The story is set in the 1960s, first in Thoothukudi and later in the Andaman Islands. A gangster’s wife adopts a young orphaned boy and raises him as her own. The boy, Paari, grows into a tough and capable man. He falls in love with his childhood friend Rukmini, played by Pooja Hegde. This love changes him, and he decides to leave the violent path. Naturally, this does not sit well with his gangster father. How the father and son deal with this rift forms the core of the story.
In parallel, for reasons known only to the director, there is a subplot set on a remote island in the Andamans, ruled by a cruel landlord and his son. This part introduces bizarre elements like (white) tourists paying to watch people being killed in a gladiator-style arena. It reminded me oddly of Squid Game, and I just couldn’t understand how this was passed off as acceptable.

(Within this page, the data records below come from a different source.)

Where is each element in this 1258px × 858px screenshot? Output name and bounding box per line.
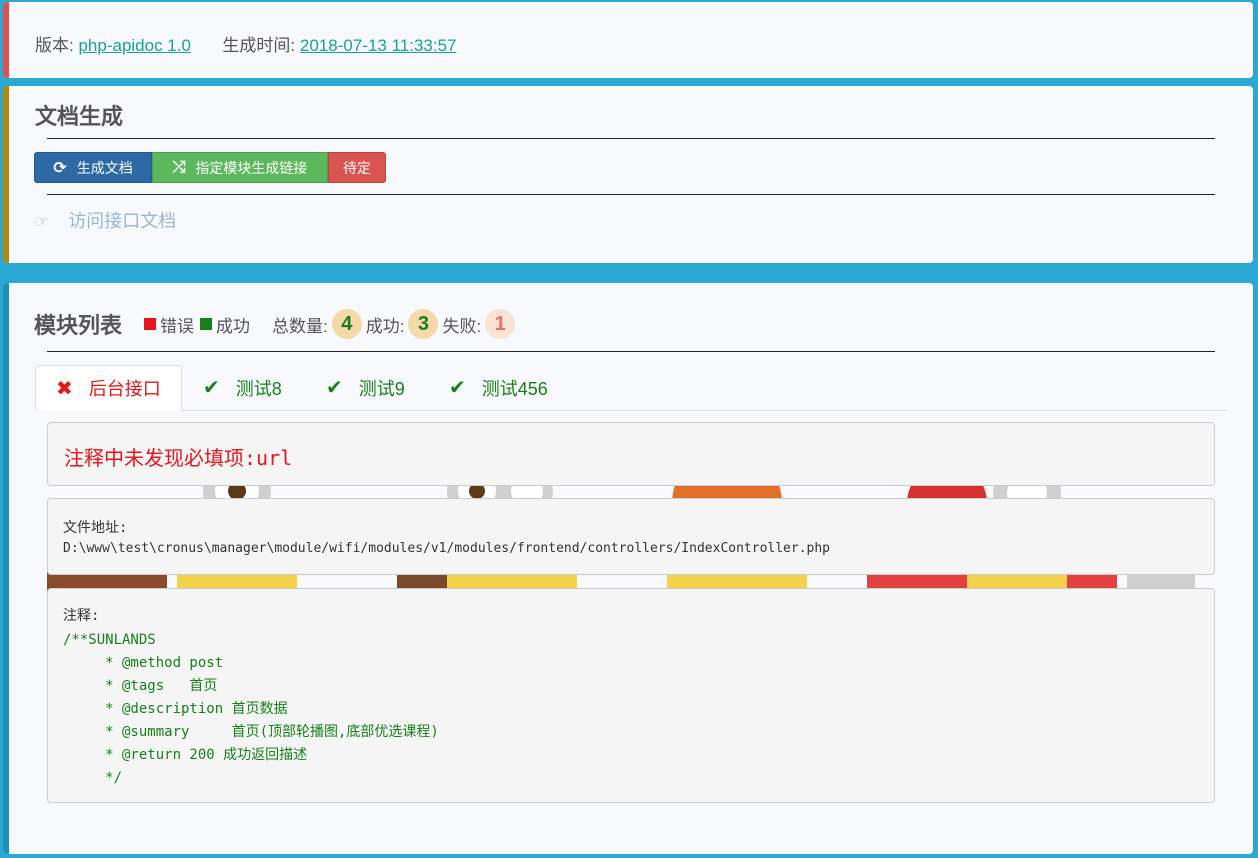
error-message: 注释中未发现必填项:url	[64, 442, 292, 471]
check-icon: ✔	[326, 377, 343, 399]
shuffle-icon: ⤮	[172, 158, 186, 176]
file-path-panel: 文件地址: D:\www\test\cronus\manager\module/…	[47, 498, 1215, 575]
total-label: 总数量:	[272, 316, 328, 336]
doc-gen-title: 文档生成	[35, 104, 124, 129]
error-legend-swatch	[144, 318, 157, 330]
tab-label: 后台接口	[88, 379, 161, 399]
fail-label: 失败:	[442, 316, 482, 336]
divider	[47, 138, 1215, 139]
fail-badge: 1	[485, 309, 516, 339]
annotation-line: */	[63, 770, 123, 786]
annotation-line: * @summary 首页(顶部轮播图,底部优选课程)	[63, 724, 439, 740]
tab-label: 测试8	[235, 378, 282, 399]
time-link[interactable]: 2018-07-13 11:33:57	[300, 36, 457, 55]
error-panel: 注释中未发现必填项:url	[47, 422, 1215, 486]
annotation-line: * @tags 首页	[63, 678, 218, 694]
annotation-label: 注释:	[63, 608, 100, 624]
error-legend-label: 错误	[160, 316, 195, 336]
error-text: 注释中未发现必填项	[64, 446, 244, 470]
tab-label: 测试9	[358, 378, 405, 399]
card-accent-stripe	[3, 283, 9, 854]
version-card: 版本: php-apidoc 1.0 生成时间: 2018-07-13 11:3…	[3, 2, 1253, 78]
success-badge: 3	[408, 309, 439, 339]
success-label: 成功:	[365, 316, 405, 336]
divider	[47, 351, 1215, 352]
generate-docs-button[interactable]: ⟳ 生成文档	[34, 152, 152, 183]
visit-docs-label: 访问接口文档	[68, 211, 177, 231]
error-field: :url	[244, 446, 293, 470]
module-link-label: 指定模块生成链接	[195, 159, 308, 176]
card-accent-stripe	[3, 2, 9, 78]
visit-docs-link[interactable]: ☞ 访问接口文档	[34, 207, 176, 233]
hand-point-right-icon: ☞	[34, 212, 50, 231]
module-list-title: 模块列表	[34, 313, 123, 338]
doc-gen-button-group: ⟳ 生成文档 ⤮ 指定模块生成链接 待定	[34, 152, 386, 183]
version-row: 版本: php-apidoc 1.0 生成时间: 2018-07-13 11:3…	[35, 31, 457, 56]
tab-label: 测试456	[481, 378, 548, 399]
tab-test456[interactable]: ✔ 测试456	[449, 365, 548, 410]
cross-icon: ✖	[56, 377, 73, 400]
check-icon: ✔	[449, 377, 466, 399]
refresh-icon: ⟳	[53, 159, 67, 177]
doc-generation-card: 文档生成 ⟳ 生成文档 ⤮ 指定模块生成链接 待定 ☞ 访问接口文档	[3, 86, 1253, 263]
file-path-label: 文件地址:	[63, 520, 128, 536]
card-accent-stripe	[3, 86, 9, 263]
module-link-button[interactable]: ⤮ 指定模块生成链接	[152, 152, 328, 183]
tab-backend-api[interactable]: ✖ 后台接口	[35, 365, 182, 411]
annotation-line: * @return 200 成功返回描述	[63, 747, 308, 763]
total-badge: 4	[331, 309, 362, 339]
version-link[interactable]: php-apidoc 1.0	[78, 36, 190, 55]
annotation-line: * @description 首页数据	[63, 701, 288, 717]
file-path-value: D:\www\test\cronus\manager\module/wifi/m…	[63, 541, 831, 556]
module-list-card: 模块列表 错误 成功 总数量: 4 成功: 3 失败: 1 ✖ 后台接口 ✔ 测…	[3, 283, 1253, 854]
divider	[47, 194, 1215, 195]
tab-test8[interactable]: ✔ 测试8	[203, 365, 282, 410]
tab-test9[interactable]: ✔ 测试9	[326, 365, 405, 410]
module-tabs: ✖ 后台接口 ✔ 测试8 ✔ 测试9 ✔ 测试456	[35, 365, 1227, 411]
pending-label: 待定	[343, 159, 371, 176]
version-label: 版本:	[35, 36, 74, 55]
success-legend-label: 成功	[216, 316, 251, 336]
success-legend-swatch	[200, 318, 213, 330]
generate-docs-label: 生成文档	[76, 159, 133, 176]
annotation-panel: 注释: /**SUNLANDS * @method post * @tags 首…	[47, 588, 1215, 803]
annotation-line: /**SUNLANDS	[63, 632, 156, 648]
pending-button[interactable]: 待定	[328, 152, 386, 183]
time-label: 生成时间:	[222, 36, 296, 55]
annotation-line: * @method post	[63, 655, 224, 671]
module-list-header: 模块列表 错误 成功 总数量: 4 成功: 3 失败: 1	[34, 308, 519, 340]
check-icon: ✔	[203, 377, 220, 399]
annotation-code: /**SUNLANDS * @method post * @tags 首页 * …	[63, 629, 439, 790]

If this plot sounds engaging, you might enjoy Retro. But for me, it didn’t work. The entire film felt like a stitched-together patchwork of Aayirathil Oruvan (1965), Leo (2023), and bits of Squid Game. I was hoping that the romantic portions between Suriya and Pooja Hegde—highlighted in the trailer—would at least be interesting. Sadly, they came across as clichéd. Pooja looked graceful in her understated costumes, but there was little on-screen chemistry between her and Suriya. Santhosh Narayanan’s background score lifts the energy where possible, but the songs felt like speed-breakers.
Whether it was Jigarthanda, Petta, DoubleX, or the socially charged Iraivi (2016), I’ve admired how Karthik Subbaraj brings something novel to the table—be it in visuals, characters, or staging. With Retro, I was waiting for that spark, but it never came. From start to end, nothing stood out as new or unexpected. That made the experience all the more disappointing.